Lynn McCarron, the organization's executive director, appeared before council in February 2016 and made the case for improving transit to combat poverty. She asked the CBRM to back a pilot program that would subsidize monthly bus passes for low-income residents.
She also plumped for the introduction of smart-card technology, an idea she found in this 2011 Transit System Review (commissioned by the CBRM and then, apparently, thrown under a bus). Smart cards would not only eliminate paper tickets and passes and provide detailed ridership data for the transit system, they could be used for a variety of other purposes, some of which she outlines in her presentation.
Bulk-buying bus passes (an experiment the Halifax Regional Municipality is preparing to try, according to Erica Butler in—paywall warning—the Halifax Examiner) not only helps pass-holders, it puts money into the transit system, achieving that win/win result so beloved of politicians running for re-election.
In other words, it's worth a try, right? And luckily, I know exactly where to find that $40,000.
CBC: Nova Scotia municipalities spend $600K on 2 conferences
The CBC is reporting today that the CBRM spent $39,754 (oh, let's call it $40,000) to send representatives to two Federation of Canadian Municipalities (FCM) meetings in Vancouver in 2013 and Niagara Falls in 2014.
"I know it's a tough topic," said CBRM councillor George MacDonald, who went to both Vancouver and Niagara meetings.
“We're strapped. We have a deficit, so it's an easy question to ask."
But MacDonald said attending FCM meetings is "imperative," to learn how other communities are coping with similar challenges.
"When we were in Vancouver, we looked at Prince Rupert. They had problems and now have a booming port. So that's why we have to go."

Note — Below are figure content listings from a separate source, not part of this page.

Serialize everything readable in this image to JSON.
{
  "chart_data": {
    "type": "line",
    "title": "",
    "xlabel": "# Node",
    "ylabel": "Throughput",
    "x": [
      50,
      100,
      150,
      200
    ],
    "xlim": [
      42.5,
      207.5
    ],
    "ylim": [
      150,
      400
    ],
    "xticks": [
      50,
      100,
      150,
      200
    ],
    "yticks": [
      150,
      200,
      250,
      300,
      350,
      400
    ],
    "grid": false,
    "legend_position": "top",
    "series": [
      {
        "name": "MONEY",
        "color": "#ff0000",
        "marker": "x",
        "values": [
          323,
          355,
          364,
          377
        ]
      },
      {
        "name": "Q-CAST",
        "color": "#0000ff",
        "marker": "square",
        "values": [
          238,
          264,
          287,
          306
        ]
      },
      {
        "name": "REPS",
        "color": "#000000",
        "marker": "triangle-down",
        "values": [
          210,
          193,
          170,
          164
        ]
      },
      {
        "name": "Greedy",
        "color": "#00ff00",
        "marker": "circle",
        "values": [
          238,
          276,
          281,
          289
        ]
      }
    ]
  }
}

Does anybody actually buy that? The “challenge” facing the CBRM—the decline of its industrial base and the out-migration and unemployment that has followed—goes back to the 1960s. If solutions to our problems were to be found at FCM meetings (which, by the way, have been happening since 1901) wouldn't some have been found by now? MacDonald went to Vancouver three years ago; are we to believe he learned the secret to turning Sydney into a booming port but has chosen to keep it to himself? (Does he sit alone at night like Monty Burns, chortling at the thought of the economic development he could spark if only he cared to?)

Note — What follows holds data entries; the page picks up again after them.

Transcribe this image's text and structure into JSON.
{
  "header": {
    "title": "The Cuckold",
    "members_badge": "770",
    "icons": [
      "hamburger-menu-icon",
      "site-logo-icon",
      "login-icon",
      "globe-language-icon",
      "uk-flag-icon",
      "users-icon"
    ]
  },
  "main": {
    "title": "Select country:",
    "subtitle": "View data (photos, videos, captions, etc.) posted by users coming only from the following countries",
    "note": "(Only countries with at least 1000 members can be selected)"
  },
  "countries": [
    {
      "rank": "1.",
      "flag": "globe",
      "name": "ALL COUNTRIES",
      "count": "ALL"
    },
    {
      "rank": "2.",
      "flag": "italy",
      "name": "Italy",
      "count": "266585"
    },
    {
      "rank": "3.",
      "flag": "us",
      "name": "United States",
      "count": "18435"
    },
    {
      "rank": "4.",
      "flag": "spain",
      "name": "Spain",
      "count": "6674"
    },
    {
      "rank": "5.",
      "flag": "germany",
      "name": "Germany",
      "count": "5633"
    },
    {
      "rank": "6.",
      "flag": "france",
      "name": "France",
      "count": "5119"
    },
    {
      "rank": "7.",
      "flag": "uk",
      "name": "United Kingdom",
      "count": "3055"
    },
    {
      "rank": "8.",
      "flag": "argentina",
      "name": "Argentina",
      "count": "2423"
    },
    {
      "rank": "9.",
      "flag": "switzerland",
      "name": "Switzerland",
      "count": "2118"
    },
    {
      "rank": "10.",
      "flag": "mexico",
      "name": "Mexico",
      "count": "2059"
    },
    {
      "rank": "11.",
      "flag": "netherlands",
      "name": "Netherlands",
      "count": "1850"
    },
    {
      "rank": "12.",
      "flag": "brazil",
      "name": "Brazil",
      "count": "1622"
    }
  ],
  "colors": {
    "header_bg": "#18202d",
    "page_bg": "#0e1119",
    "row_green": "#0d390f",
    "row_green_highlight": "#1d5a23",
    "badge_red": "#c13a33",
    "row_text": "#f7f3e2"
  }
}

If our municipal leaders are really looking for solutions to our problems, why don't they start on the CBRM website where they can read some of the studies they themselves commissioned? Here's a test question I'm going to ask any candidate for office unlucky enough to knock on my door this fall:
You are looking for solutions to the problem of transit in the CBRM, do you:
a) Fly to a Federation of Canadian Municipalities meeting in Vancouver on the off chance that, while grazing the brunch buffet, you bump into the mayor of a similar-sized city who has found a brilliant solution to his transit problems;
b) Read the transit review you actually commissioned in 2011 and see if any of its recommendations are worth implementing.

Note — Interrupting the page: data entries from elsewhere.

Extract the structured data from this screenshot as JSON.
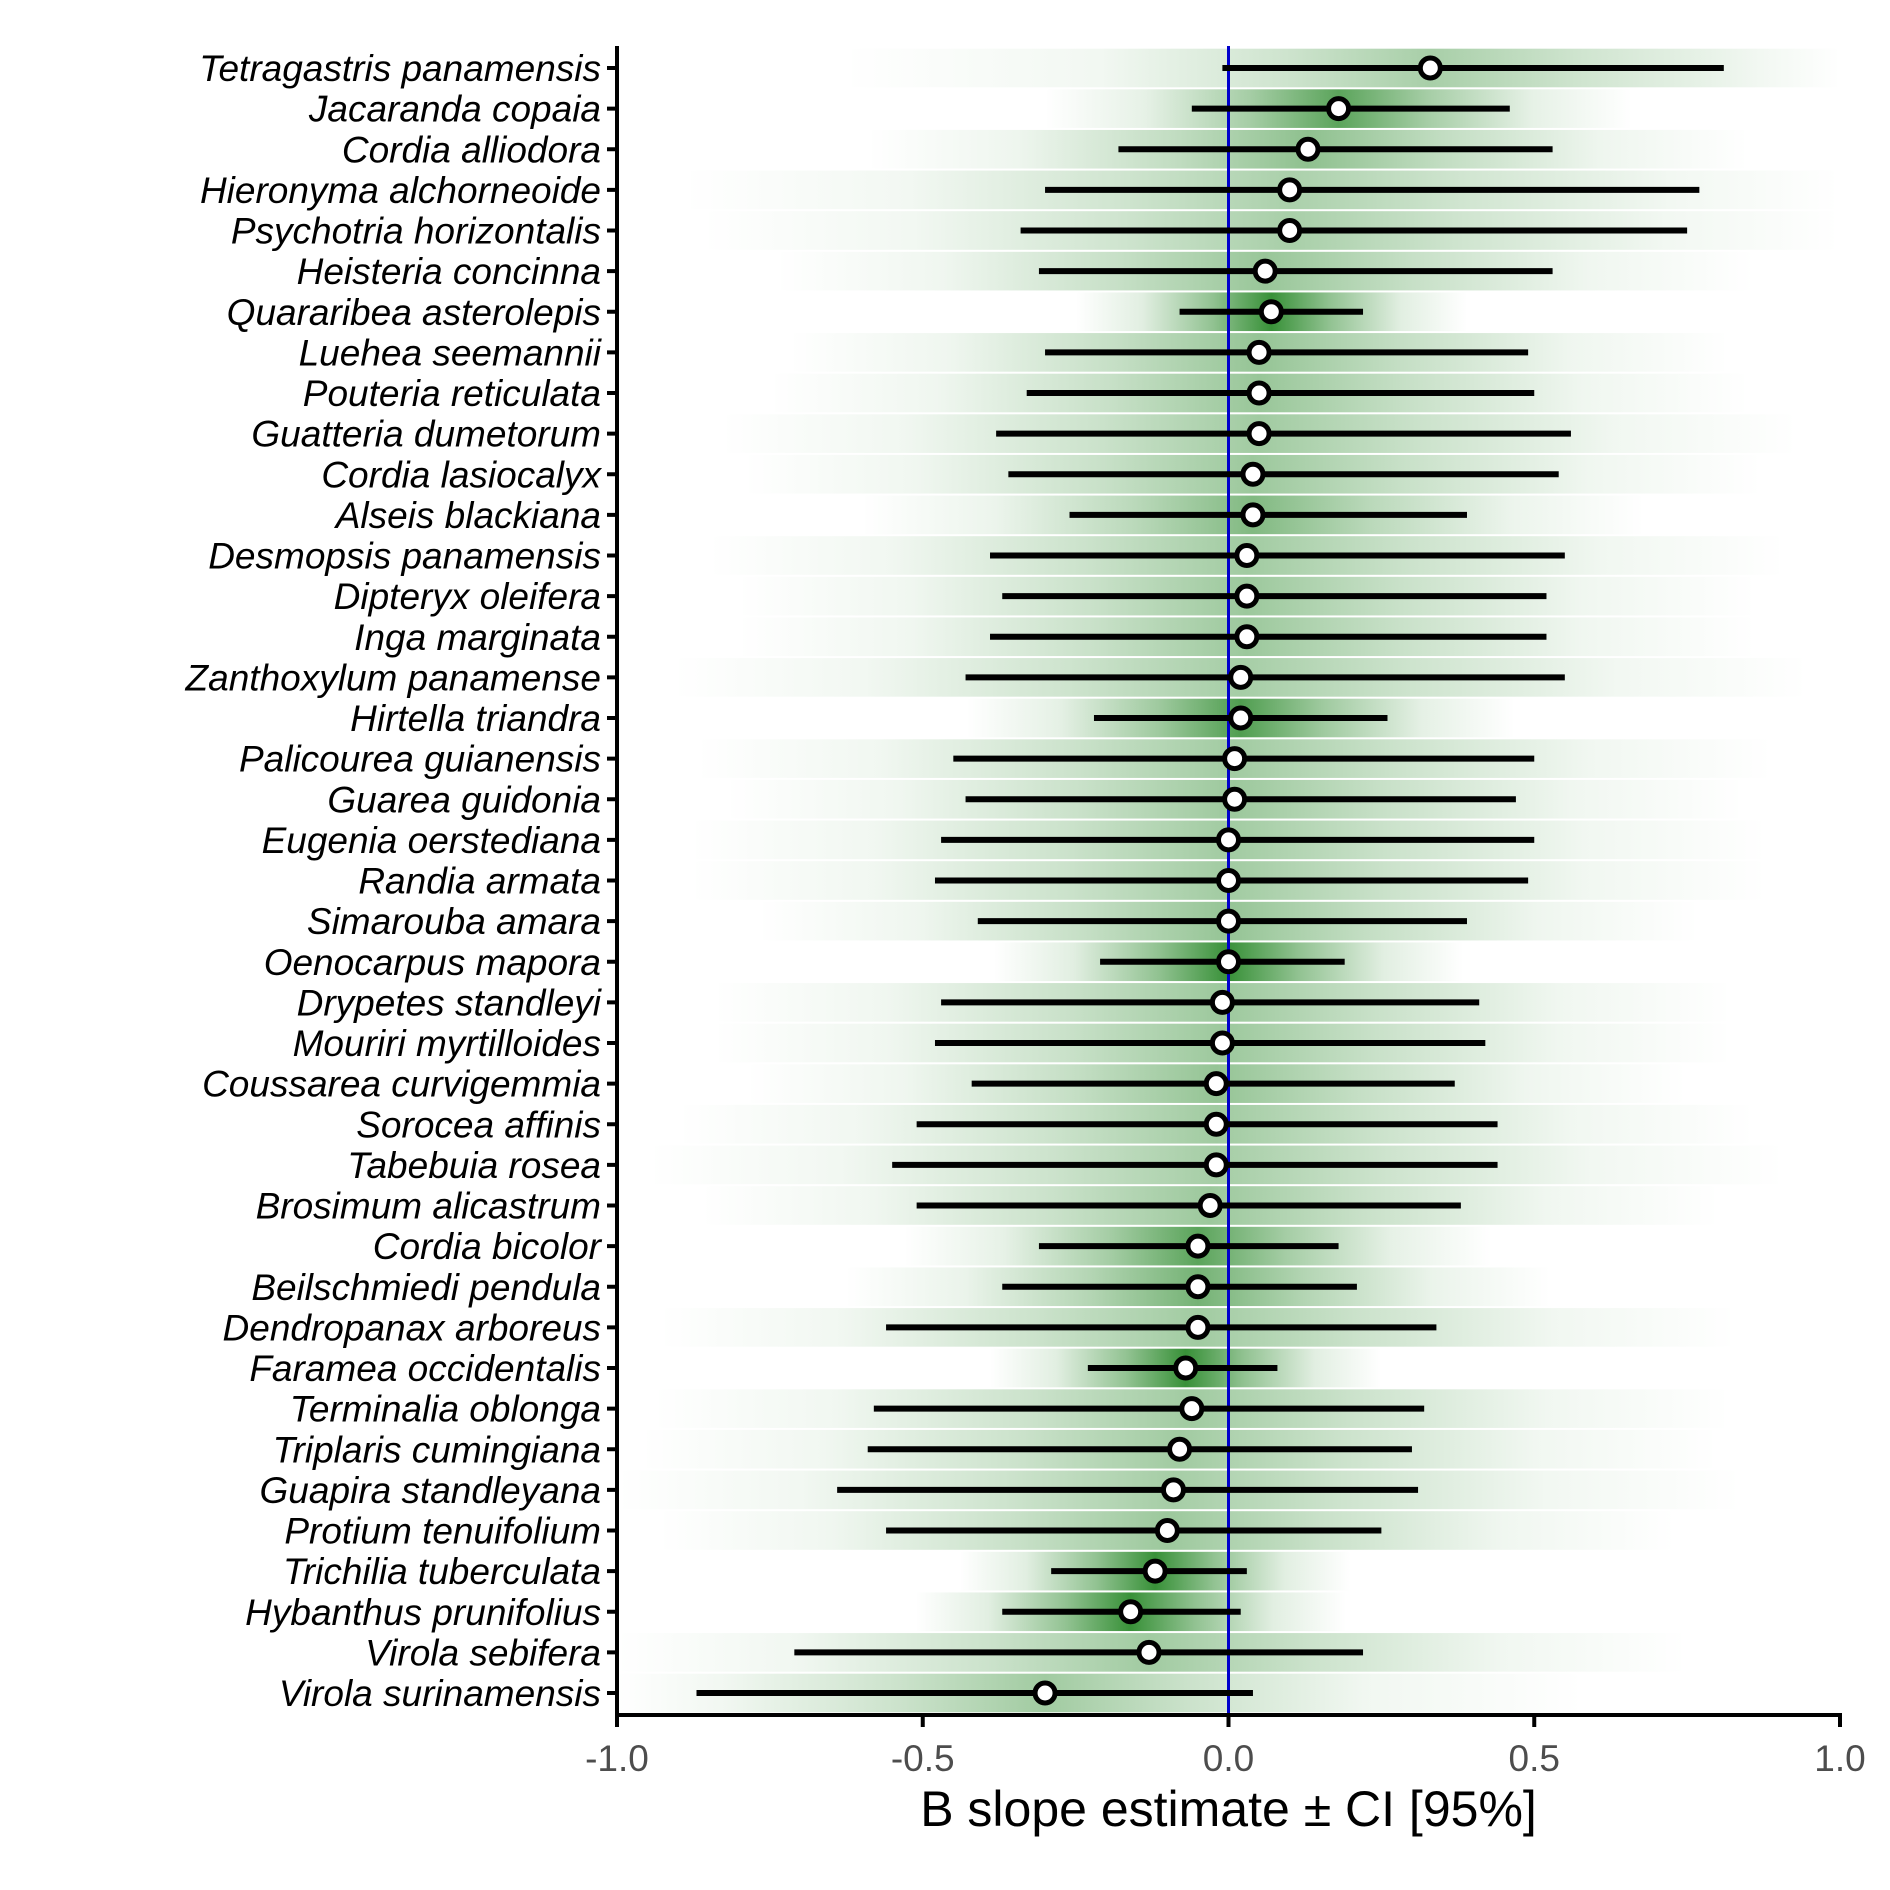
{
  "chart_data": {
    "type": "forest",
    "title": "",
    "xlabel": "B slope estimate ± CI [95%]",
    "ylabel": "",
    "xlim": [
      -1.0,
      1.0
    ],
    "x_ticks": [
      "-1.0",
      "-0.5",
      "0.0",
      "0.5",
      "1.0"
    ],
    "reference_line": 0.0,
    "grid": false,
    "colors": {
      "reference_line": "#0000cc",
      "density": "#2e8b2e",
      "interval": "#000000",
      "point_fill": "#ffffff"
    },
    "species": [
      {
        "name": "Tetragastris panamensis",
        "estimate": 0.33,
        "lower": -0.01,
        "upper": 0.81,
        "spread": 0.6
      },
      {
        "name": "Jacaranda copaia",
        "estimate": 0.18,
        "lower": -0.06,
        "upper": 0.46,
        "spread": 0.3
      },
      {
        "name": "Cordia alliodora",
        "estimate": 0.13,
        "lower": -0.18,
        "upper": 0.53,
        "spread": 0.45
      },
      {
        "name": "Hieronyma alchorneoide",
        "estimate": 0.1,
        "lower": -0.3,
        "upper": 0.77,
        "spread": 0.62
      },
      {
        "name": "Psychotria horizontalis",
        "estimate": 0.1,
        "lower": -0.34,
        "upper": 0.75,
        "spread": 0.6
      },
      {
        "name": "Heisteria concinna",
        "estimate": 0.06,
        "lower": -0.31,
        "upper": 0.53,
        "spread": 0.5
      },
      {
        "name": "Quararibea asterolepis",
        "estimate": 0.07,
        "lower": -0.08,
        "upper": 0.22,
        "spread": 0.2
      },
      {
        "name": "Luehea seemannii",
        "estimate": 0.05,
        "lower": -0.3,
        "upper": 0.49,
        "spread": 0.48
      },
      {
        "name": "Pouteria reticulata",
        "estimate": 0.05,
        "lower": -0.33,
        "upper": 0.5,
        "spread": 0.5
      },
      {
        "name": "Guatteria dumetorum",
        "estimate": 0.05,
        "lower": -0.38,
        "upper": 0.56,
        "spread": 0.55
      },
      {
        "name": "Cordia lasiocalyx",
        "estimate": 0.04,
        "lower": -0.36,
        "upper": 0.54,
        "spread": 0.52
      },
      {
        "name": "Alseis blackiana",
        "estimate": 0.04,
        "lower": -0.26,
        "upper": 0.39,
        "spread": 0.4
      },
      {
        "name": "Desmopsis panamensis",
        "estimate": 0.03,
        "lower": -0.39,
        "upper": 0.55,
        "spread": 0.55
      },
      {
        "name": "Dipteryx oleifera",
        "estimate": 0.03,
        "lower": -0.37,
        "upper": 0.52,
        "spread": 0.52
      },
      {
        "name": "Inga marginata",
        "estimate": 0.03,
        "lower": -0.39,
        "upper": 0.52,
        "spread": 0.52
      },
      {
        "name": "Zanthoxylum panamense",
        "estimate": 0.02,
        "lower": -0.43,
        "upper": 0.55,
        "spread": 0.58
      },
      {
        "name": "Hirtella triandra",
        "estimate": 0.02,
        "lower": -0.22,
        "upper": 0.26,
        "spread": 0.28
      },
      {
        "name": "Palicourea guianensis",
        "estimate": 0.01,
        "lower": -0.45,
        "upper": 0.5,
        "spread": 0.55
      },
      {
        "name": "Guarea guidonia",
        "estimate": 0.01,
        "lower": -0.43,
        "upper": 0.47,
        "spread": 0.52
      },
      {
        "name": "Eugenia oerstediana",
        "estimate": 0.0,
        "lower": -0.47,
        "upper": 0.5,
        "spread": 0.55
      },
      {
        "name": "Randia armata",
        "estimate": 0.0,
        "lower": -0.48,
        "upper": 0.49,
        "spread": 0.55
      },
      {
        "name": "Simarouba amara",
        "estimate": 0.0,
        "lower": -0.41,
        "upper": 0.39,
        "spread": 0.48
      },
      {
        "name": "Oenocarpus mapora",
        "estimate": 0.0,
        "lower": -0.21,
        "upper": 0.19,
        "spread": 0.24
      },
      {
        "name": "Drypetes standleyi",
        "estimate": -0.01,
        "lower": -0.47,
        "upper": 0.41,
        "spread": 0.52
      },
      {
        "name": "Mouriri myrtilloides",
        "estimate": -0.01,
        "lower": -0.48,
        "upper": 0.42,
        "spread": 0.52
      },
      {
        "name": "Coussarea curvigemmia",
        "estimate": -0.02,
        "lower": -0.42,
        "upper": 0.37,
        "spread": 0.48
      },
      {
        "name": "Sorocea affinis",
        "estimate": -0.02,
        "lower": -0.51,
        "upper": 0.44,
        "spread": 0.55
      },
      {
        "name": "Tabebuia rosea",
        "estimate": -0.02,
        "lower": -0.55,
        "upper": 0.44,
        "spread": 0.58
      },
      {
        "name": "Brosimum alicastrum",
        "estimate": -0.03,
        "lower": -0.51,
        "upper": 0.38,
        "spread": 0.52
      },
      {
        "name": "Cordia bicolor",
        "estimate": -0.05,
        "lower": -0.31,
        "upper": 0.18,
        "spread": 0.3
      },
      {
        "name": "Beilschmiedi pendula",
        "estimate": -0.05,
        "lower": -0.37,
        "upper": 0.21,
        "spread": 0.36
      },
      {
        "name": "Dendropanax arboreus",
        "estimate": -0.05,
        "lower": -0.56,
        "upper": 0.34,
        "spread": 0.55
      },
      {
        "name": "Faramea occidentalis",
        "estimate": -0.07,
        "lower": -0.23,
        "upper": 0.08,
        "spread": 0.2
      },
      {
        "name": "Terminalia oblonga",
        "estimate": -0.06,
        "lower": -0.58,
        "upper": 0.32,
        "spread": 0.55
      },
      {
        "name": "Triplaris cumingiana",
        "estimate": -0.08,
        "lower": -0.59,
        "upper": 0.3,
        "spread": 0.55
      },
      {
        "name": "Guapira standleyana",
        "estimate": -0.09,
        "lower": -0.64,
        "upper": 0.31,
        "spread": 0.58
      },
      {
        "name": "Protium tenuifolium",
        "estimate": -0.1,
        "lower": -0.56,
        "upper": 0.25,
        "spread": 0.52
      },
      {
        "name": "Trichilia tuberculata",
        "estimate": -0.12,
        "lower": -0.29,
        "upper": 0.03,
        "spread": 0.2
      },
      {
        "name": "Hybanthus prunifolius",
        "estimate": -0.16,
        "lower": -0.37,
        "upper": 0.02,
        "spread": 0.22
      },
      {
        "name": "Virola sebifera",
        "estimate": -0.13,
        "lower": -0.71,
        "upper": 0.22,
        "spread": 0.55
      },
      {
        "name": "Virola surinamensis",
        "estimate": -0.3,
        "lower": -0.87,
        "upper": 0.04,
        "spread": 0.55
      }
    ]
  }
}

(Note to pols: if you don't realize you should at least tell me you'd pick option "b," you probably shouldn't be running for office).
Here's what I propose: a one-year moratorium on travel by the mayor and council. We'll replace their plane tickets with Skype Out accounts, allowing them to call their municipal counterparts anywhere in the world and say, “How are you coping with your challenges?” Hell, we could even spring for a subscription to Modern Municipal Challenges magazine (which I'm almost positive is a thing). We'll pay for them to attend next year's "Growing the Creative Economy" conference (held here in the CBRM) and even give them bus fare to get there; we'll buy them popcorn and make sure they're seated comfortably as they watch any and all of the FCM presentations available on the organization's website. In short, we'll drag them into the 21st century, where "long-distance communication" is a problem we have actually solved.
We'll save about $40,000 from the mayor's annual travel budget alone—not including the travel he's doing on the Port of Sydney dime, the cost of which we don't know because shut your saucy mouth. If we also eliminate that ridiculous weekly travel allowance which allows those councilors who take it (and not all do) to claim $140 a week without the slightest whiff of proof they've traveled anywhere, we could add a few more thousand to our pool of funds.
And then we'll take the money and we'll put it into the United Way's transit pilot project because at least that way we can say we are trying to make things better for people in the CBRM.
No offense George, but that is the only "imperative" we face.